Consider this function template:

template<typename T>
unsigned long f(void *) { return 0;}

Now, I print the addresses of f<A> and f<B> as:

std::cout << (void*)f<A> << std::endl;
std::cout << (void*)f<B> << std::endl;

Why do they print the same address if compiled in MSVS10? Are they not two different functions and therefore should print different addresses?

Updated:

I realized that on ideone, it prints the different address. MSVS10 optimizes the code, as the function doesn't depend on T in any way, so it produces same function. @Mark's answer and comments on this are valuable. :-)

Was it helpful?

Solution

Since the function doesn't depend on the template parameter, the compiler can condense all instantiations into a single function.

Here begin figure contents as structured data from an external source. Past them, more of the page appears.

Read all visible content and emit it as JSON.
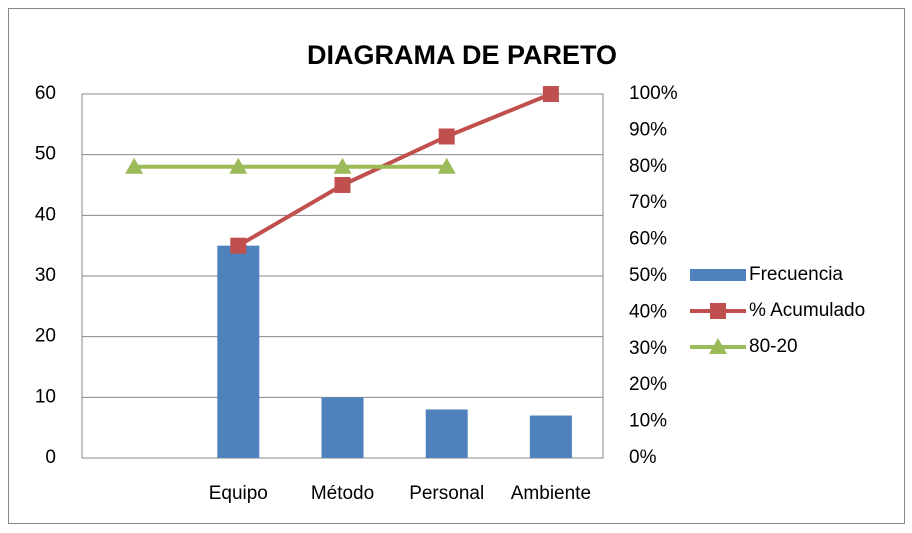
{
  "chart_data": {
    "type": "bar",
    "title": "DIAGRAMA DE PARETO",
    "categories": [
      null,
      "Equipo",
      "Método",
      "Personal",
      "Ambiente"
    ],
    "series": [
      {
        "name": "Frecuencia",
        "type": "bar",
        "color": "#4f81bd",
        "values": [
          null,
          35,
          10,
          8,
          7
        ]
      },
      {
        "name": "% Acumulado",
        "type": "line",
        "marker": "square",
        "axis": "y2",
        "color": "#c0504d",
        "values": [
          null,
          58.33,
          75,
          88.33,
          100
        ]
      },
      {
        "name": "80-20",
        "type": "line",
        "marker": "triangle",
        "axis": "y2",
        "color": "#9bbb59",
        "values": [
          80,
          80,
          80,
          80,
          null
        ]
      }
    ],
    "ylim": [
      0,
      60
    ],
    "yticks": [
      0,
      10,
      20,
      30,
      40,
      50,
      60
    ],
    "y2lim": [
      0,
      100
    ],
    "y2ticks": [
      {
        "value": 0,
        "label": "0%"
      },
      {
        "value": 10,
        "label": "10%"
      },
      {
        "value": 20,
        "label": "20%"
      },
      {
        "value": 30,
        "label": "30%"
      },
      {
        "value": 40,
        "label": "40%"
      },
      {
        "value": 50,
        "label": "50%"
      },
      {
        "value": 60,
        "label": "60%"
      },
      {
        "value": 70,
        "label": "70%"
      },
      {
        "value": 80,
        "label": "80%"
      },
      {
        "value": 90,
        "label": "90%"
      },
      {
        "value": 100,
        "label": "100%"
      }
    ],
    "grid": true,
    "legend": "right"
  }
}
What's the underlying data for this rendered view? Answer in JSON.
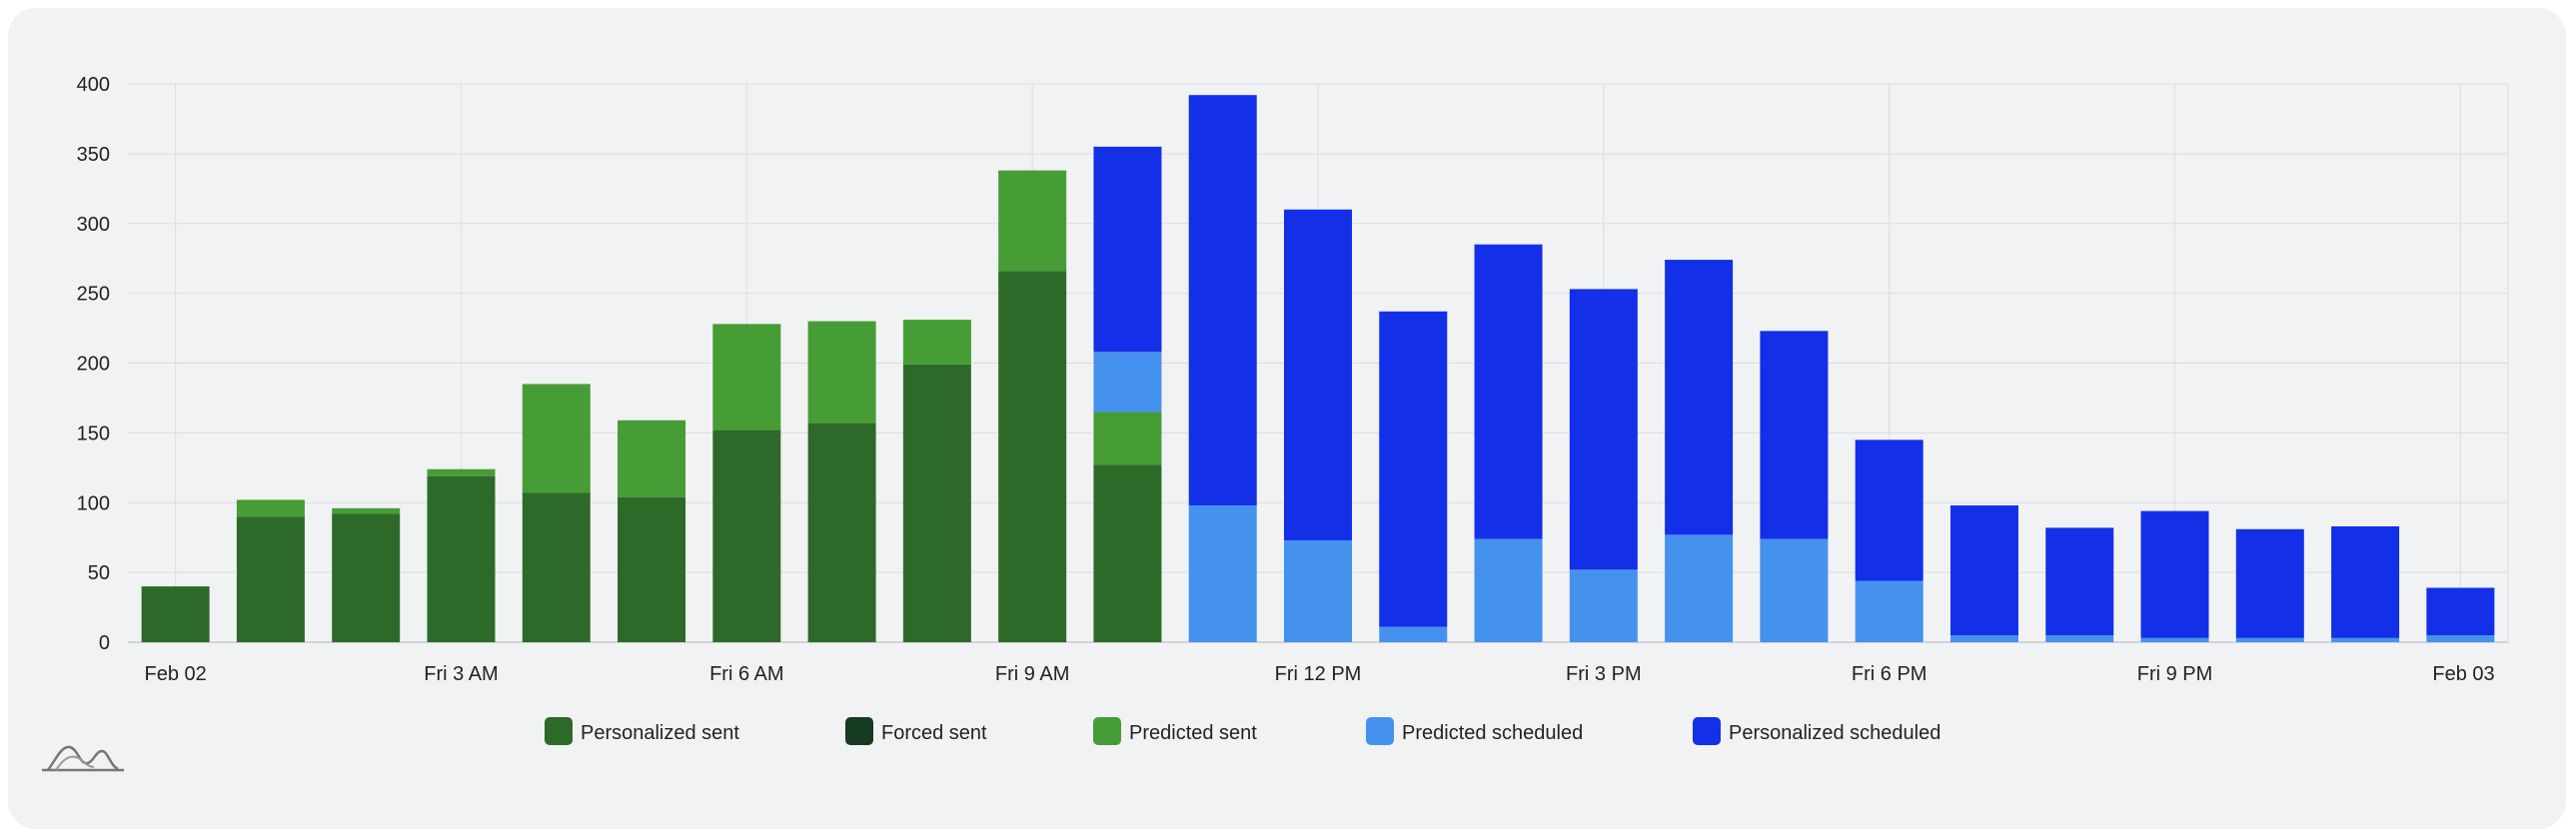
{
  "colors": {
    "personalized_sent": "#2d6a2a",
    "forced_sent": "#163b20",
    "predicted_sent": "#469c35",
    "predicted_scheduled": "#4592ee",
    "personalized_scheduled": "#1330e8",
    "grid": "#dcdde2",
    "card": "#f1f2f4"
  },
  "chart_data": {
    "type": "bar",
    "stacked": true,
    "ylim": [
      0,
      400
    ],
    "yticks": [
      0,
      50,
      100,
      150,
      200,
      250,
      300,
      350,
      400
    ],
    "x_tick_labels": [
      "Feb 02",
      "Fri 3 AM",
      "Fri 6 AM",
      "Fri 9 AM",
      "Fri 12 PM",
      "Fri 3 PM",
      "Fri 6 PM",
      "Fri 9 PM",
      "Feb 03"
    ],
    "grid": true,
    "legend_position": "bottom",
    "series": [
      {
        "name": "Personalized sent",
        "key": "personalized_sent",
        "values": [
          40,
          90,
          92,
          119,
          107,
          104,
          152,
          157,
          199,
          266,
          127,
          0,
          0,
          0,
          0,
          0,
          0,
          0,
          0,
          0,
          0,
          0,
          0,
          0,
          0
        ]
      },
      {
        "name": "Forced sent",
        "key": "forced_sent",
        "values": [
          0,
          0,
          0,
          0,
          0,
          0,
          0,
          0,
          0,
          0,
          0,
          0,
          0,
          0,
          0,
          0,
          0,
          0,
          0,
          0,
          0,
          0,
          0,
          0,
          0
        ]
      },
      {
        "name": "Predicted sent",
        "key": "predicted_sent",
        "values": [
          0,
          12,
          4,
          5,
          78,
          55,
          76,
          73,
          32,
          72,
          38,
          0,
          0,
          0,
          0,
          0,
          0,
          0,
          0,
          0,
          0,
          0,
          0,
          0,
          0
        ]
      },
      {
        "name": "Predicted scheduled",
        "key": "predicted_scheduled",
        "values": [
          0,
          0,
          0,
          0,
          0,
          0,
          0,
          0,
          0,
          0,
          43,
          98,
          73,
          11,
          74,
          52,
          77,
          74,
          44,
          5,
          5,
          3,
          3,
          3,
          5
        ]
      },
      {
        "name": "Personalized scheduled",
        "key": "personalized_scheduled",
        "values": [
          0,
          0,
          0,
          0,
          0,
          0,
          0,
          0,
          0,
          0,
          147,
          294,
          237,
          226,
          211,
          201,
          197,
          149,
          101,
          93,
          77,
          91,
          78,
          80,
          34
        ]
      }
    ]
  }
}
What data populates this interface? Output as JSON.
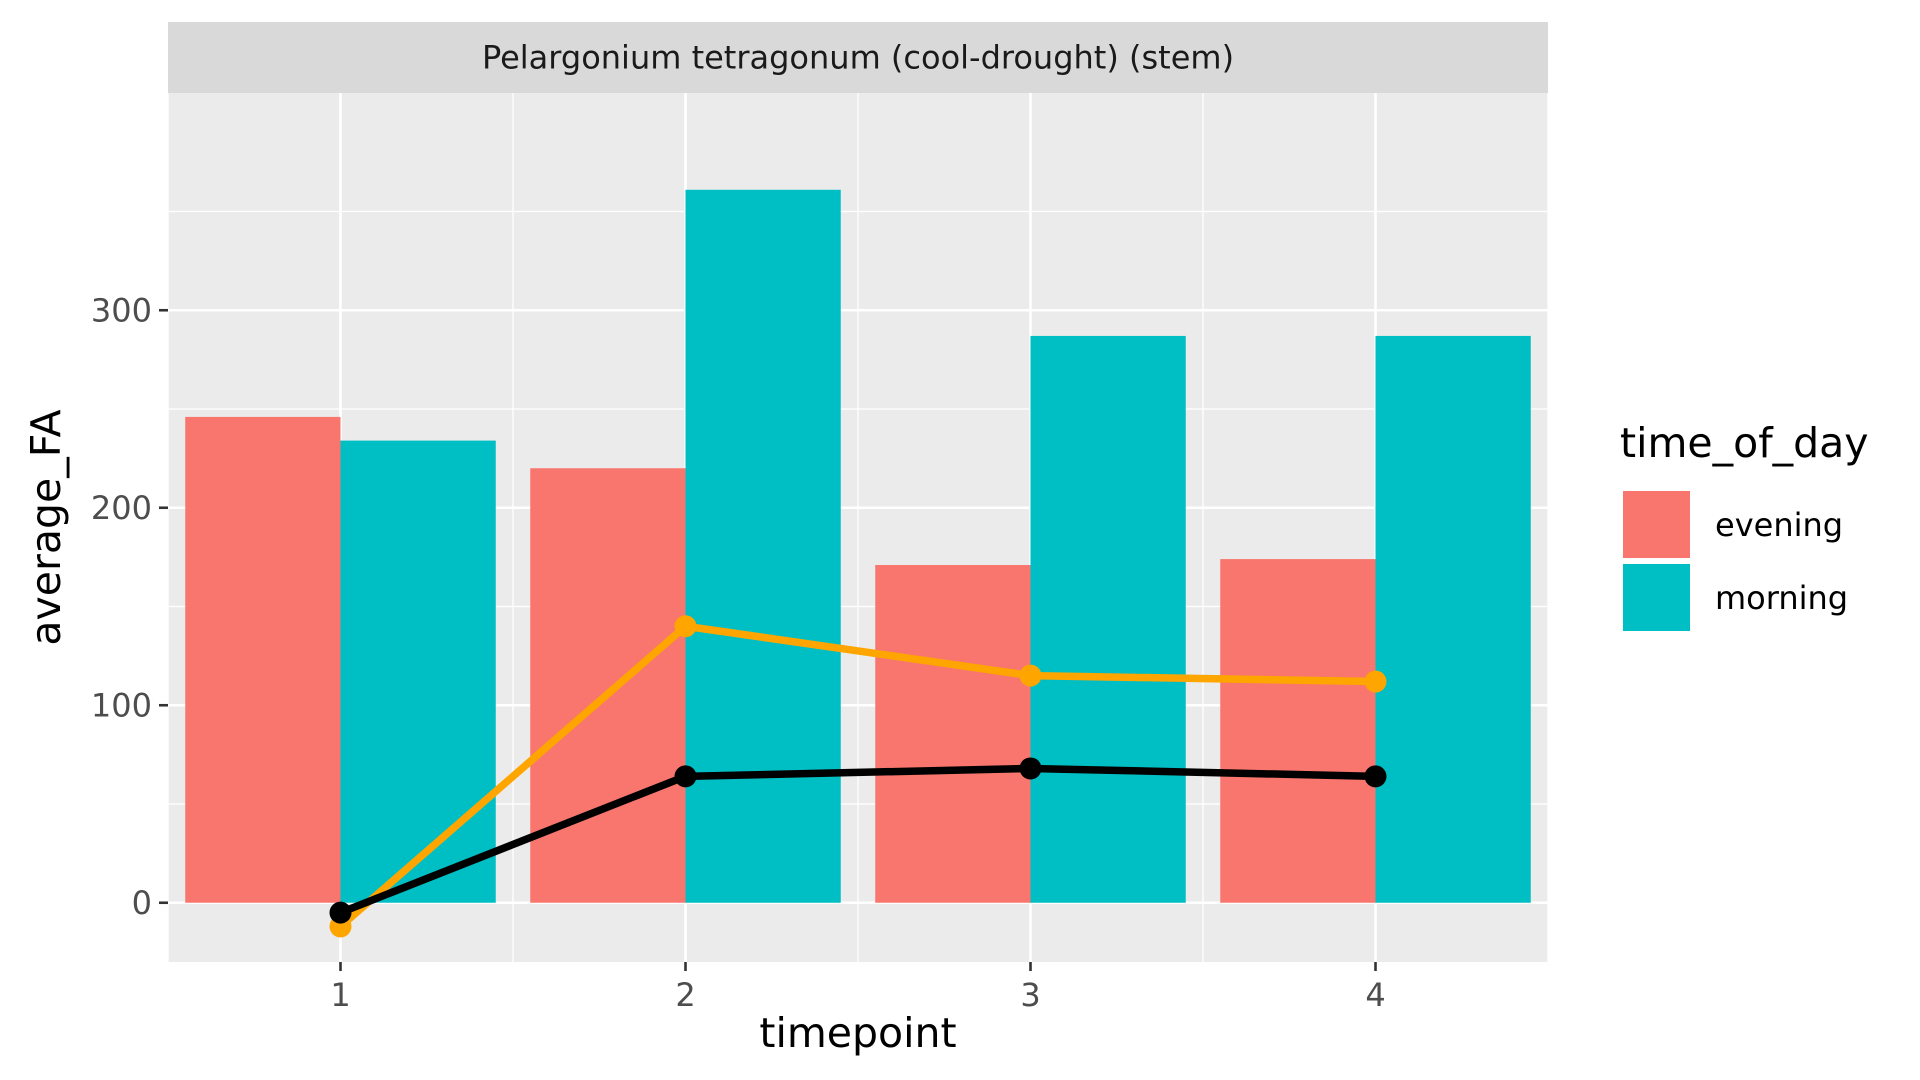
{
  "chart_data": {
    "type": "bar",
    "facet_title": "Pelargonium tetragonum (cool-drought) (stem)",
    "xlabel": "timepoint",
    "ylabel": "average_FA",
    "categories": [
      "1",
      "2",
      "3",
      "4"
    ],
    "yticks": [
      0,
      100,
      200,
      300
    ],
    "ylim": [
      -30,
      410
    ],
    "xlim": [
      0.5,
      4.5
    ],
    "grid": true,
    "legend_placement": "right",
    "legend": {
      "title": "time_of_day",
      "items": [
        {
          "label": "evening",
          "color": "#F8766D"
        },
        {
          "label": "morning",
          "color": "#00BFC4"
        }
      ]
    },
    "series": [
      {
        "name": "evening",
        "kind": "bar",
        "color": "#F8766D",
        "values": [
          246,
          220,
          171,
          174
        ]
      },
      {
        "name": "morning",
        "kind": "bar",
        "color": "#00BFC4",
        "values": [
          234,
          361,
          287,
          287
        ]
      }
    ],
    "lines": [
      {
        "color": "#FFA500",
        "values": [
          -12,
          140,
          115,
          112
        ]
      },
      {
        "color": "#000000",
        "values": [
          -5,
          64,
          68,
          64
        ]
      }
    ],
    "colors": {
      "panel_background": "#EBEBEB",
      "strip_background": "#D9D9D9",
      "grid": "#FFFFFF"
    }
  }
}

I don't know why you get 1 for the address.


Added by Nawaz:

I experimented with my real code, and concluded that what @Mark said above is very important here :

Since the function doesn't depend on the template parameter, the compiler can condense all instantiations into a single function.

I also came to a conclusion that if the function-body depends on T*, not on T, it still produces the same function for different type arguments in my real code (not on ideone, though). However, if it depends on T, then it produces different functions, because sizeof(T) differs (fortunately for me) for different type arguments.

So I added a dummy automatic variable of type T in the function template, so that the function could depend on the size of T so as to force it to produce different functions.

OTHER TIPS

You need to cast to void *:

std::cout << (void*)(ftype*)f<A> << std::endl;
std::cout << (void*)(ftype*)f<B> << std::endl;

If you cast to a function pointer (or several other classes of non-void pointers), it will be interpreted as a bool by the operator<< for std::ostream (hence the 1).

This is simply a case of undefined behavior because the results of casting a pointer to a function to a pointer to object type are undefined.

A more interesting expression to examine would bef<A> == f<B> which should evaluate to true if and only if A and B refer to the same type.